Éste no es un libro para leerlo de una tirada, de principio a fin, y dejarlo. Vive con él, ábrelo con frecuencia y, lo que es más importante, ciérralo asiduamente; es decir, pasa más tiempo sosteniéndolo en tus manos que leyéndolo…

La esencia, El Enfoque Diamante

Como se ha escrito miles de veces, la naturaleza última de la realidad de la esencia no puede expresarse con palabras. Sin embargo, esta realidad se manifiesta en formas esenciales puras de la conciencia y la experiencia que llamamos «aspectos» de la esencia; como el amor, la fuerza, la paz, la compasión o la conciencia, por nombrar sólo unos cuantos.

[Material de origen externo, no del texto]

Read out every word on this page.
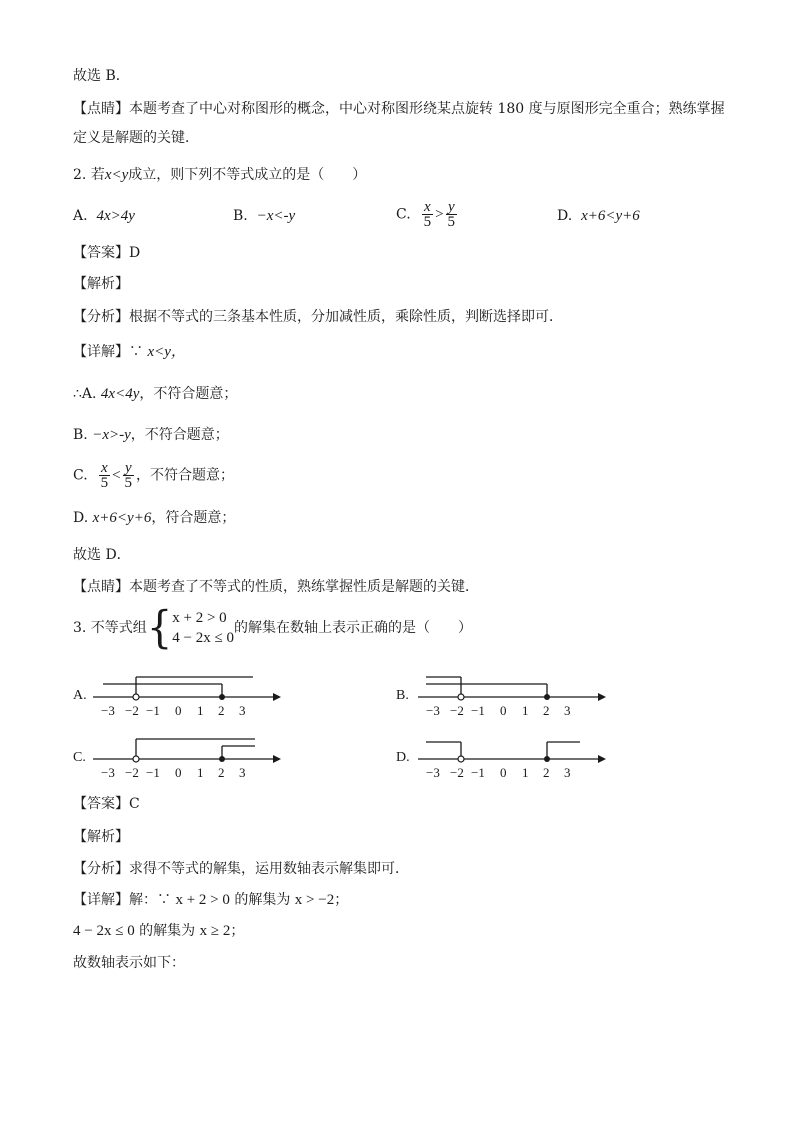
故选 B．
【点睛】本题考查了中心对称图形的概念，中心对称图形绕某点旋转 180 度与原图形完全重合；熟练掌握
定义是解题的关键．
2. 若x<y成立，则下列不等式成立的是（　　）
A. 4x>4y	B. −x<-y	C. $\frac{x}{5} > \frac{y}{5}$	D. x+6<y+6
【答案】D
【解析】
【分析】根据不等式的三条基本性质，分加减性质，乘除性质，判断选择即可．
【详解】∵ x<y，
∴A. 4x<4y，不符合题意；
B. −x>-y，不符合题意；
C. $\frac{x}{5} < \frac{y}{5}$ ，不符合题意；
D. x+6<y+6，符合题意；
故选 D．
【点睛】本题考查了不等式的性质，熟练掌握性质是解题的关键．
3. 不等式组{ x + 2 > 0
4 − 2x ≤ 0
的解集在数轴上表示正确的是（　　）
A.
−3 −2 −1 0 1 2 3
B.
−3 −2 −1 0 1 2 3
C.
−3 −2 −1 0 1 2 3
D.
−3 −2 −1 0 1 2 3
【答案】C
【解析】
【分析】求得不等式的解集，运用数轴表示解集即可．
【详解】解：∵ x + 2 > 0 的解集为 x > −2；
4 − 2x ≤ 0 的解集为 x ≥ 2；
故数轴表示如下：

La experiencia de estos aspectos es totalmente palpable y está sujeta a criterios precisos y profundos; gracias a lo cual son posibles las descripciones verbales y el análisis que este libro se propone llevar a cabo.

El concepto de esencia se basa en tradiciones espirituales como el sufismo y algunas escuelas del budismo, aunque no siempre utilizan la palabra «esencia». En su acepción más común, «esencia» significa el aspecto más verdadero, real o sustancial de algo.

La esencia es lo que permite que algo sea lo que es. A lo largo de este libro, la utilización que hagamos de este término permitirá que vaya haciéndose cada vez más claro; y, de hecho, al final veremos que su entendimiento «espiritual» y «común» convergen en un camino más profundo, más sutil e incluso más sencillo de lo que al principio resulta posible apreciar.

Entender la esencia es vital

Empezar a entender la esencia significa empezar a no dejarse engañar por nuestras ilusiones. Este libro describe la forma en que muchas cosas, en el trabajo espiritual y psicológico, son tomadas erróneamente por la esencia.

También describe la pérdida de las cualidades de la esencia y la subsiguiente separación del verdadero ser; arrojando así luz sobre toda la historia del sufrimiento personal que surge de la realidad ilusoria de la identidad del ego individual.

La vida de la mayoría de las personas conlleva un esfuerzo constante para mantener a flote, defender, promover y mejorar esta identidad, cuyo estatus como estructura mental nunca se pone en duda.

Por esto la liberación y la alegría que supone conocer nuestra verdadera identidad se pierde; a menos que aceptemos la manifestación del deseo de una experiencia más profunda y verdadera del ser, pues, en efecto; tenemos la oportunidad de buscar la verdad sobre nosotros mismos.